5. Ceza Dairesi 2018/1590 E. , 2021/3706 K.
"İçtihat Metni"MAHKEMESİ :Ağır Ceza Mahkemesi
SUÇTAN ZARAR GÖREN : Hazine
SUÇ : İcbar suretiyle irtikap (beş kez), icbar suretiyle irtikaba teşebbüs (bir kez)
HÜKÜM : Mağdur ...’a yönelik icbar suretiyle irtikap suçundan beraat, atılı diğer suçlardan mahkumiyet
EK TEBLİĞNAMEDEKİ DÜŞÜNCE : Onama
Mahalli mahkemece verilen hükümler temyiz edilmekle dosya incelendi;
CMK"nin 260/1. maddesine göre irtikap suçundan katılan sıfatını alabilecek surette zarar görmüş olan Hazinenin kanun yoluna başvurma hakkının bulunması ve hükümlerin vekili tarafından süresinde temyiz edilmesi karşısında, 3628 sayılı Kanun"un 18. maddesindeki "...Hazine avukatının yazılı başvuruda bulunması halinde Maliye Bakanlığı, başvuru tarihinde müdahil sıfatını kazanır" düzenlemesinin verdiği yetkiye ve CMK"nin 237/2. maddesine dayanılarak Hazinenin katılma talebinin KABULÜNE, incelemenin sanık ... müdafin mahkumiyet, katılan Hazine vekilinin ise beraat ve mahkumiyet hükümlerine yönelik temyiz itirazlarıyla sınırlı olarak yapılmasına karar verildikten sonra gereği düşünüldü:
Sanık hakkında mağdur ..."a yönelik eylemi nedeniyle irtikap suçundan kurulan beraat hükmüne yönelik temyiz itirazlarının incelenmesinde;
Delilleri takdir ve gerekçesi gösterilmek suretiyle verilen beraat hükmü usul ve kanuna uygun olduğundan yerinde görülmeyen katılan Hazine vekilinin temyiz itirazlarının reddiyle hükmün ONANMASINA,
Sanık hakkında irtikap ve irtikaba teşebbüs suçlarından kurulan mahkumiyet hükümlerine ilişkin temyiz itirazlarının incelenmesinde ise;
Yapılan yargılamaya, toplanıp karar yerinde gösterilen delillere, mahkemenin soruşturma sonuçlarına uygun olarak oluşan kanaat ve takdirine, incelenen dosya içeriğine göre yerinde görülmeyen sair temyiz itirazlarının reddine,
Ancak;
Cebri irtikap suçu, kamu görevlisinin sıfat ve görevini kötüye kullanarak kişiyi tazyik etmesi ile başlayıp, bu sıkıştırma karşısında ferdin de memurun haksız işlemlerini önlemek zorunluluğunu duyarak ona menfaat temin ve vaat etmesi ile oluşur. Kamu görevlisi açıkladığı istekler yerine getirilmezse mağdurun işini yapmayacağını söylemek suretiyle onu manevi cebir altında bulundurmaktadır. Böyle haksız bir durumla karşılaşan ve haklı işinin kamu görevlisi tarafından yapılmayacağı veya geciktirileceği ya da haksız bir muameleye maruz kalacağı endişesine kapılan mağdur belli bir şiddete ulaşmış olan bu manevi cebrin etkisiyle ve hakkını elde etmek zorunluluğu karşısında haksız olarak istendiğini bildiği parayı ve sair menfaatleri kamu görevlisine vermekte ya da vaat etmektedir. Burada fert meşru zeminde bulunmaktadır.

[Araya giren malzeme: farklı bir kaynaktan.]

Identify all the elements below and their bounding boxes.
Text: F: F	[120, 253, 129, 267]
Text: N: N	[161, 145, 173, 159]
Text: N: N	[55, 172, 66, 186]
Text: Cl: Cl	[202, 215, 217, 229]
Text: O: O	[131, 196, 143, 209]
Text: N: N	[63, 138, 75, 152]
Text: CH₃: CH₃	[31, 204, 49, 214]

Rüşvet suçu ise; (6352 sayılı Kanun ile yapılan değişiklikten sonraki hukuki düzenlemelere göre) bir kamu görevlisinin görevinin ifasıyla ilgili bir işi yapması veya yapmaması için, doğrudan veya aracılar vasıtasıyla, kendisine veya göstereceği bir başka kişiye menfaat sağlamasıyla oluşacak ve ayrıca bu suçta her iki tarafın da gayrimeşru zemin içinde bulunmaları gerekecek, taraflar arasında serbest irade ile yapılan anlaşmanın vuku bulduğu anda rüşvet suçu meydana gelecektir.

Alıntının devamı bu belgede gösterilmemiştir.